Down by Springfield in 2003, everybody who jumped in the water got a shot of whiskey. That was also the site of a leg wrestling tournament, Clark says, referencing an apparent inside joke. Someone challenged Clark to leg wrestling and then promptly lay down in bunch of sand burrs.

"There was no leg wrestling," Clark says.

Last year, the group made a shrine made from rocks and a skull near a familiar spot along the Missouri River.

"We never leave any garbage, not even a bottle cap," Larson says. All campfires are buried and all latrines covered.

"We enjoy having younger people come with us," Larson says.

He hopes someday they'll be talking about those old guys who started it all way back when. Someone may even tell a story.

The ideal size for a trip — well, they're all ideal, Larson says, but it gets harder to organize when there's more than eight.

Anyone interested in taking a future trip is encouraged to contact Larson at 605-996-3045 or Nicolaisen at 605-996-5501.

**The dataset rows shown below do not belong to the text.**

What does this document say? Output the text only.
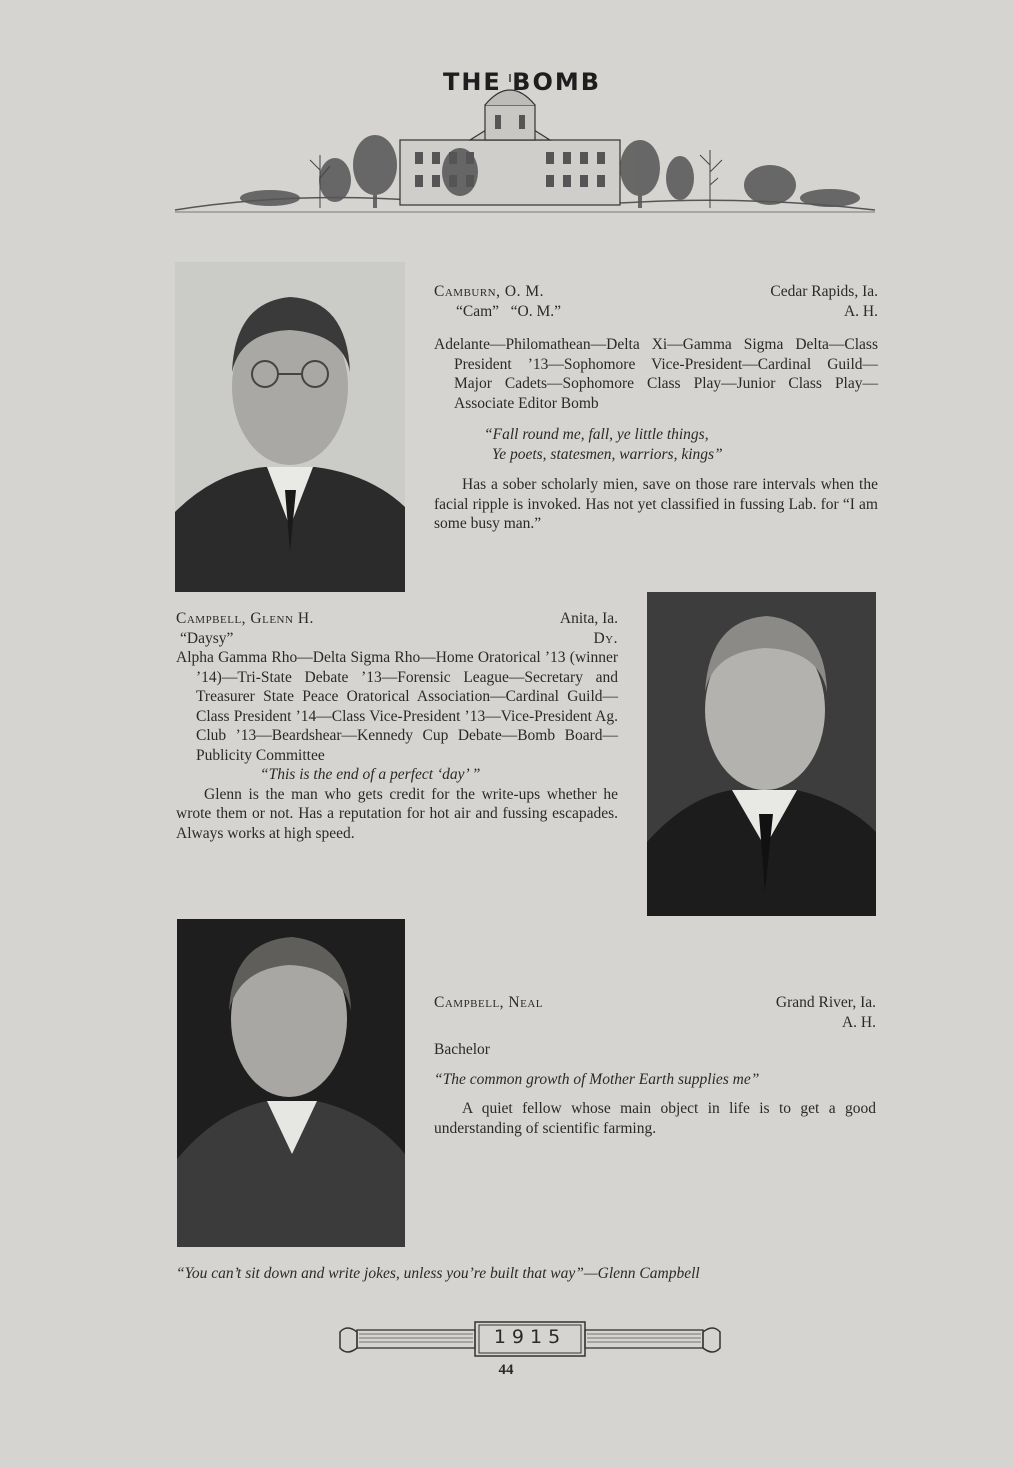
THE BOMB
Camburn, O. M.	Cedar Rapids, Ia.
“Cam”   “O. M.”	A. H.
Adelante—Philomathean—Delta Xi—Gamma Sigma Delta—Class President ’13—Sophomore Vice-President—Cardinal Guild—Major Cadets—Sophomore Class Play—Junior Class Play—Associate Editor Bomb
“Fall round me, fall, ye little things,
Ye poets, statesmen, warriors, kings”
Has a sober scholarly mien, save on those rare intervals when the facial ripple is invoked. Has not yet classified in fussing Lab. for “I am some busy man.”
Campbell, Glenn H.	Anita, Ia.
“Daysy”	Dy.
Alpha Gamma Rho—Delta Sigma Rho—Home Oratorical ’13 (winner ’14)—Tri-State Debate ’13—Forensic League—Secretary and Treasurer State Peace Oratorical Association—Cardinal Guild—Class President ’14—Class Vice-President ’13—Vice-President Ag. Club ’13—Beardshear—Kennedy Cup Debate—Bomb Board—Publicity Committee
“This is the end of a perfect ‘day’ ”
Glenn is the man who gets credit for the write-ups whether he wrote them or not. Has a reputation for hot air and fussing escapades. Always works at high speed.
Campbell, Neal	Grand River, Ia.
A. H.
Bachelor
“The common growth of Mother Earth supplies me”
A quiet fellow whose main object in life is to get a good understanding of scientific farming.
“You can’t sit down and write jokes, unless you’re built that way”—Glenn Campbell
1915
44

Riders dedicate a week off work. Food costs about $150. Bring good rain gear, a sleeping bag, a decent tent, and a self-inflating mattress to lift you off cold ground. Suntan lotion and insect repellant are a must.

"It isn't bad weather," Larson says. "It's bad equipment."

Except for maybe the wind, Nicolaisen suggests. Larson was canoeing with two small boys once and was unable to make headway against the headwind. He motioned for Nicolaisen to help, but he spoke in quiet tones to his partner, "Just let him suffer awhile."

Later, they turned back, threw Larson a rope and towed him.

The extra time on the river didn't matter to anyone.

As Larson says: "When you don't have to be anywhere, it doesn't make a difference."